A dart is thrown horizontally with an initial speed of 6 m/s toward point P, the bull's-eye on a dart board. It hits at point Q on the rim, vertically below P, 0.29 s later. Neglect air resistance.
(a) What is the distance PQ?
(b) How far away from the dart board is the dart released?
The answer to (b) is 1.74 m. Please help me in determining what (a) is.

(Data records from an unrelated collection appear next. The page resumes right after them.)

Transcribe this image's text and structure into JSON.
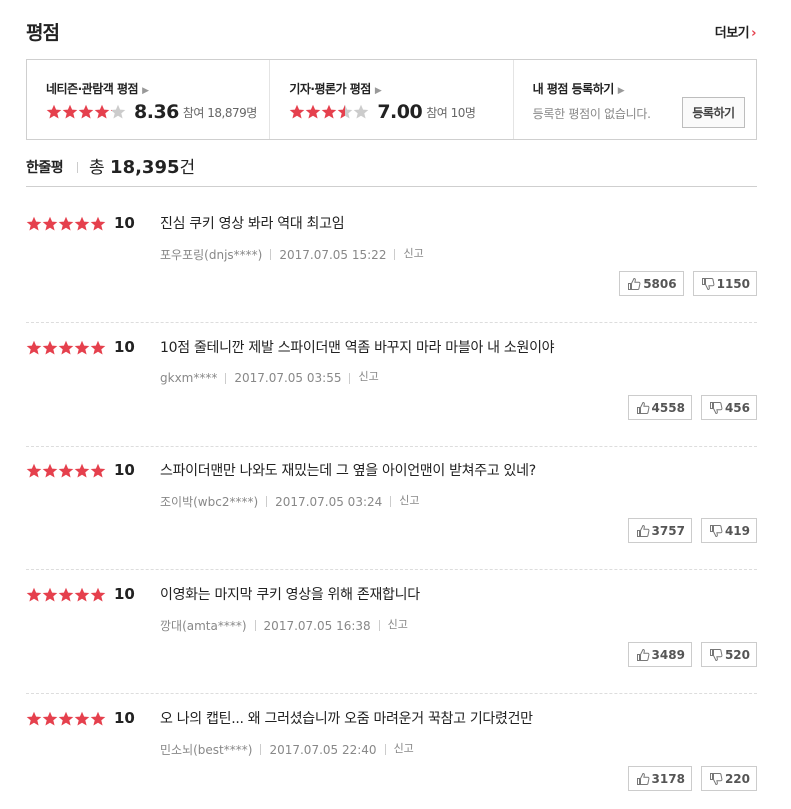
{
  "header": {
    "title": "평점",
    "more_label": "더보기",
    "more_arrow": "›"
  },
  "scores": {
    "netizen": {
      "label": "네티즌·관람객 평점",
      "rating": "8.36",
      "count": "참여 18,879명",
      "stars": [
        1,
        1,
        1,
        1,
        0.1
      ]
    },
    "critic": {
      "label": "기자·평론가 평점",
      "rating": "7.00",
      "count": "참여 10명",
      "stars": [
        1,
        1,
        1,
        0.5,
        0
      ]
    },
    "mine": {
      "label": "내 평점 등록하기",
      "info": "등록한 평점이 없습니다.",
      "button": "등록하기"
    },
    "caret": "▶"
  },
  "comments_header": {
    "title": "한줄평",
    "total_prefix": "총",
    "total": "18,395",
    "total_suffix": "건"
  },
  "reviews": [
    {
      "score": "10",
      "text": "진심 쿠키 영상 봐라 역대 최고임",
      "author": "포우포링(dnjs****)",
      "date": "2017.07.05 15:22",
      "report": "신고",
      "likes": "5806",
      "dislikes": "1150"
    },
    {
      "score": "10",
      "text": "10점 줄테니깐 제발 스파이더맨 역좀 바꾸지 마라 마블아 내 소원이야",
      "author": "gkxm****",
      "date": "2017.07.05 03:55",
      "report": "신고",
      "likes": "4558",
      "dislikes": "456"
    },
    {
      "score": "10",
      "text": "스파이더맨만 나와도 재밌는데 그 옆을 아이언맨이 받쳐주고 있네?",
      "author": "조이박(wbc2****)",
      "date": "2017.07.05 03:24",
      "report": "신고",
      "likes": "3757",
      "dislikes": "419"
    },
    {
      "score": "10",
      "text": "이영화는 마지막 쿠키 영상을 위해 존재합니다",
      "author": "깡대(amta****)",
      "date": "2017.07.05 16:38",
      "report": "신고",
      "likes": "3489",
      "dislikes": "520"
    },
    {
      "score": "10",
      "text": "오 나의 캡틴... 왜 그러셨습니까 오줌 마려운거 꾹참고 기다렸건만",
      "author": "민소뇌(best****)",
      "date": "2017.07.05 22:40",
      "report": "신고",
      "likes": "3178",
      "dislikes": "220"
    }
  ],
  "colors": {
    "star_fill": "#e5404d",
    "star_empty": "#cccccc",
    "accent": "#e5404d"
  }
}
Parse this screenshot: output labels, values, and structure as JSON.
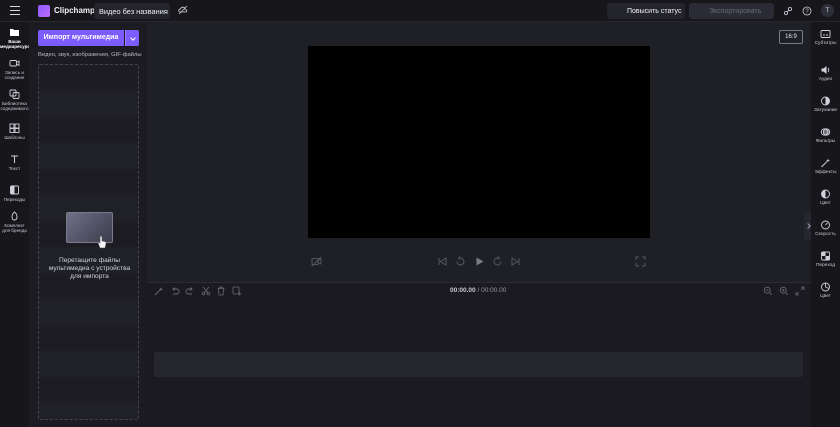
{
  "header": {
    "app_name": "Clipchamp",
    "project_title": "Видео без названия",
    "upgrade_label": "Повысить статус",
    "export_label": "Экспортировать",
    "avatar_initial": "Т"
  },
  "left_nav": {
    "items": [
      {
        "label": "Ваши медиаресурсы",
        "icon": "folder-icon"
      },
      {
        "label": "Запись и создание",
        "icon": "camera-icon"
      },
      {
        "label": "Библиотека содержимого",
        "icon": "library-icon"
      },
      {
        "label": "Шаблоны",
        "icon": "templates-icon"
      },
      {
        "label": "Текст",
        "icon": "text-icon"
      },
      {
        "label": "Переходы",
        "icon": "transitions-icon"
      },
      {
        "label": "Комплект для бренда",
        "icon": "brand-kit-icon"
      }
    ]
  },
  "media_panel": {
    "import_label": "Импорт мультимедиа",
    "hint": "Видео, звук, изображения, GIF-файлы",
    "drop_text": "Перетащите файлы мультимедиа с устройства для импорта"
  },
  "stage": {
    "aspect_ratio": "16:9"
  },
  "timeline": {
    "current_time": "00:00.00",
    "separator": " / ",
    "total_time": "00:00.00"
  },
  "right_nav": {
    "items": [
      {
        "label": "Субтитры",
        "icon": "captions-icon"
      },
      {
        "label": "Аудио",
        "icon": "speaker-icon"
      },
      {
        "label": "Затухание",
        "icon": "fade-icon"
      },
      {
        "label": "Фильтры",
        "icon": "filters-icon"
      },
      {
        "label": "Эффекты",
        "icon": "effects-icon"
      },
      {
        "label": "Цвет",
        "icon": "color-icon"
      },
      {
        "label": "Скорость",
        "icon": "speed-icon"
      },
      {
        "label": "Переход",
        "icon": "transition-icon"
      },
      {
        "label": "Цвет",
        "icon": "color-wheel-icon"
      }
    ]
  },
  "colors": {
    "accent": "#7c5cff",
    "background": "#1f1f26",
    "panel": "#16161b",
    "preview": "#000000"
  }
}
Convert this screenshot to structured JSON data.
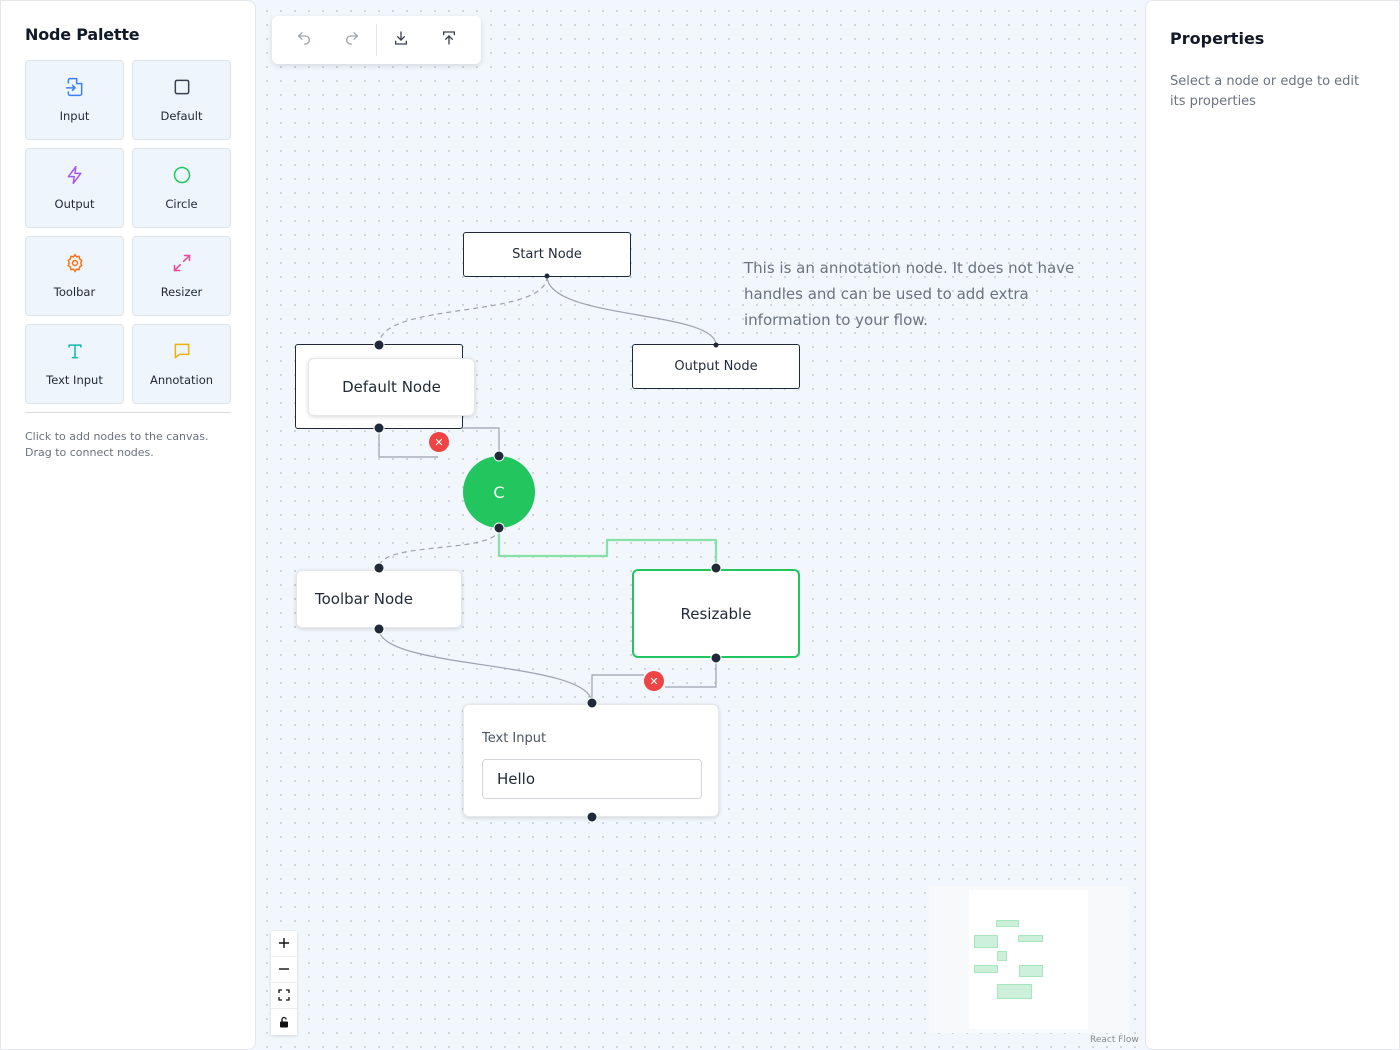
{
  "palette": {
    "title": "Node Palette",
    "items": [
      {
        "label": "Input",
        "icon": "input-icon",
        "color": "#3b82f6"
      },
      {
        "label": "Default",
        "icon": "square-icon",
        "color": "#374151"
      },
      {
        "label": "Output",
        "icon": "zap-icon",
        "color": "#a855f7"
      },
      {
        "label": "Circle",
        "icon": "circle-icon",
        "color": "#22c55e"
      },
      {
        "label": "Toolbar",
        "icon": "gear-icon",
        "color": "#f97316"
      },
      {
        "label": "Resizer",
        "icon": "resize-icon",
        "color": "#ec4899"
      },
      {
        "label": "Text Input",
        "icon": "type-icon",
        "color": "#14b8a6"
      },
      {
        "label": "Annotation",
        "icon": "message-icon",
        "color": "#eab308"
      }
    ],
    "help": "Click to add nodes to the canvas. Drag to connect nodes."
  },
  "properties": {
    "title": "Properties",
    "empty_text": "Select a node or edge to edit its properties"
  },
  "toolbar": {
    "undo": "undo-icon",
    "redo": "redo-icon",
    "download": "download-icon",
    "upload": "upload-icon"
  },
  "nodes": {
    "start": "Start Node",
    "output": "Output Node",
    "default": "Default Node",
    "circle": "C",
    "toolbar": "Toolbar Node",
    "resizable": "Resizable",
    "text_input": {
      "label": "Text Input",
      "value": "Hello"
    },
    "annotation": "This is an annotation node. It does not have handles and can be used to add extra information to your flow."
  },
  "edge_delete_symbol": "✕",
  "colors": {
    "accent_green": "#22c55e",
    "delete_red": "#ef4444",
    "canvas_bg": "#f1f7fd"
  },
  "attribution": "React Flow"
}
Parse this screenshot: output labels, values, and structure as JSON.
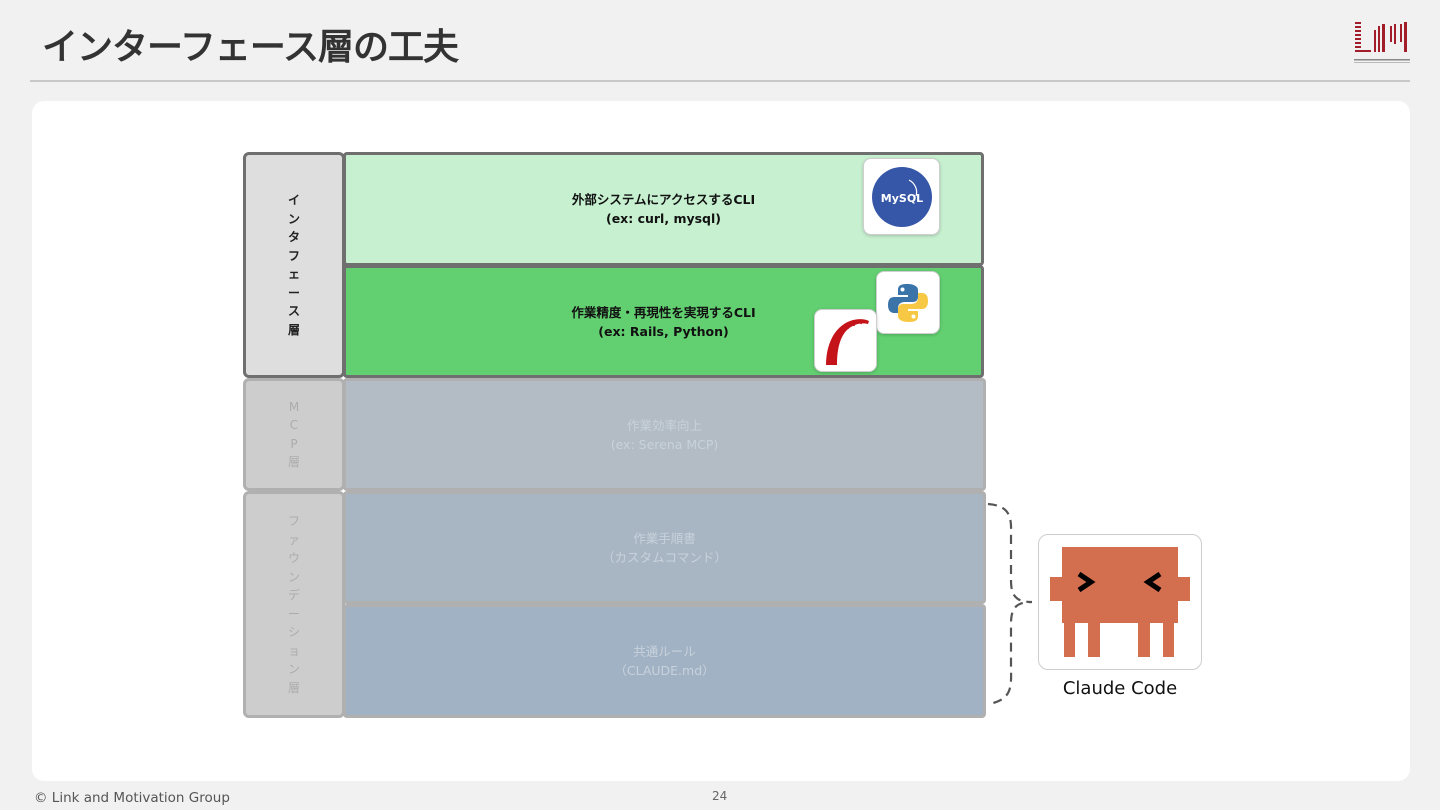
{
  "slide": {
    "title": "インターフェース層の工夫",
    "footer": "© Link and Motivation Group",
    "page_number": "24"
  },
  "side_labels": [
    {
      "name": "interface-layer-label",
      "chars": [
        "イ",
        "ン",
        "タ",
        "フ",
        "ェ",
        "ー",
        "ス",
        "層"
      ],
      "active": true
    },
    {
      "name": "mcp-layer-label",
      "chars": [
        "M",
        "C",
        "P",
        "層"
      ],
      "active": false
    },
    {
      "name": "foundation-layer-label",
      "chars": [
        "フ",
        "ァ",
        "ウ",
        "ン",
        "デ",
        "ー",
        "シ",
        "ョ",
        "ン",
        "層"
      ],
      "active": false
    }
  ],
  "layers": [
    {
      "name": "external-cli-layer",
      "line1": "外部システムにアクセスするCLI",
      "line2": "(ex: curl, mysql)",
      "color": "#c7f0d0",
      "active": true
    },
    {
      "name": "precision-cli-layer",
      "line1": "作業精度・再現性を実現するCLI",
      "line2": "(ex: Rails, Python)",
      "color": "#62cf71",
      "active": true
    },
    {
      "name": "mcp-efficiency-layer",
      "line1": "作業効率向上",
      "line2": "(ex: Serena MCP)",
      "color": "#b3bcc5",
      "active": false
    },
    {
      "name": "procedures-layer",
      "line1": "作業手順書",
      "line2": "（カスタムコマンド）",
      "color": "#a8b6c3",
      "active": false
    },
    {
      "name": "common-rules-layer",
      "line1": "共通ルール",
      "line2": "（CLAUDE.md）",
      "color": "#a1b2c4",
      "active": false
    }
  ],
  "icons": {
    "mysql_text": "MySQL",
    "mysql": "mysql-logo-icon",
    "python": "python-logo-icon",
    "rails": "rails-logo-icon",
    "claude": "claude-code-mascot-icon",
    "logo": "company-logo-icon"
  },
  "claude": {
    "label": "Claude Code",
    "color": "#d36f4f"
  },
  "colors": {
    "mysql_circle": "#3657a7",
    "python_blue": "#3a74a8",
    "python_yellow": "#f7c843",
    "rails_red": "#c5131a",
    "logo_red": "#a11d2a"
  }
}
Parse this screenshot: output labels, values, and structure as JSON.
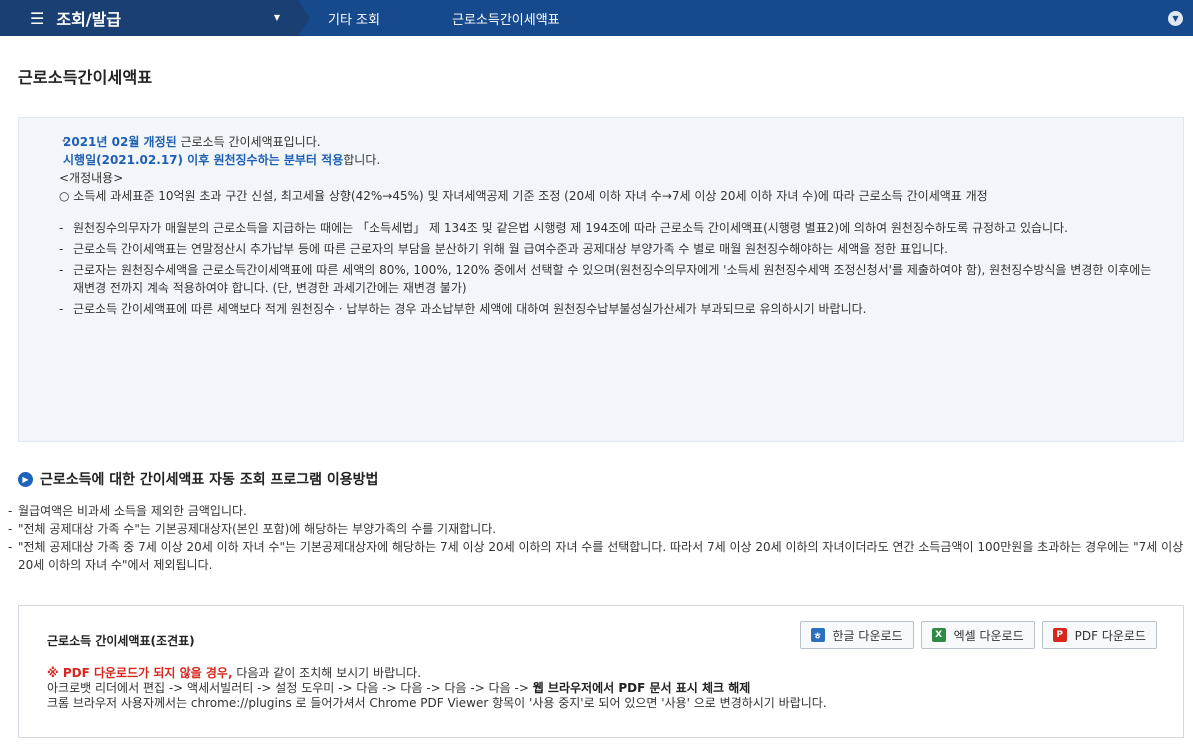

how far does a dart fall in free fall in .29sec?
h=1/2 g t^2
thank you!
To determine the distance PQ, we need to use the kinematic equations of motion. Let's break down the problem step by step:
Step 1: Determine the time of flight
Since the dart is thrown horizontally, it only travels vertically due to gravity. The time of flight can be calculated using the formula:
time = (2 * vertical distance) / gravity
Given that the time is 0.29 s and neglecting air resistance (which means the only force acting on the dart is gravity), we can rewrite the formula as:
0.29 s = (2 * vertical distance) / 9.8 m/s²
Solving for the vertical distance:
vertical distance = (0.29 s * 9.8 m/s²) / 2
vertical distance = 1.421 m
Step 2: Determine the horizontal distance
Since the dart was thrown horizontally, its initial horizontal velocity remains constant throughout its motion. We can use the formula for horizontal distance traveled:
horizontal distance = horizontal velocity * time
Given that the initial horizontal velocity is 6 m/s and the time is 0.29 s, we can calculate the horizontal distance:
horizontal distance = 6 m/s * 0.29 s
horizontal distance = 1.74 m
Step 3: Determine the distance PQ
To determine the distance PQ, we can use the Pythagorean theorem, as PQ is the hypotenuse of a right triangle with horizontal and vertical distances as the other two sides:
PQ = sqrt((horizontal distance)² + (vertical distance)²)
Substituting the values we have:
PQ = sqrt((1.74 m)² + (1.421 m)²)
PQ = sqrt(3.0276 m² + 2.018841 m²)
PQ = sqrt(5.046441 m²)
PQ = 2.24 m
Therefore, the distance PQ is approximately 2.24 meters.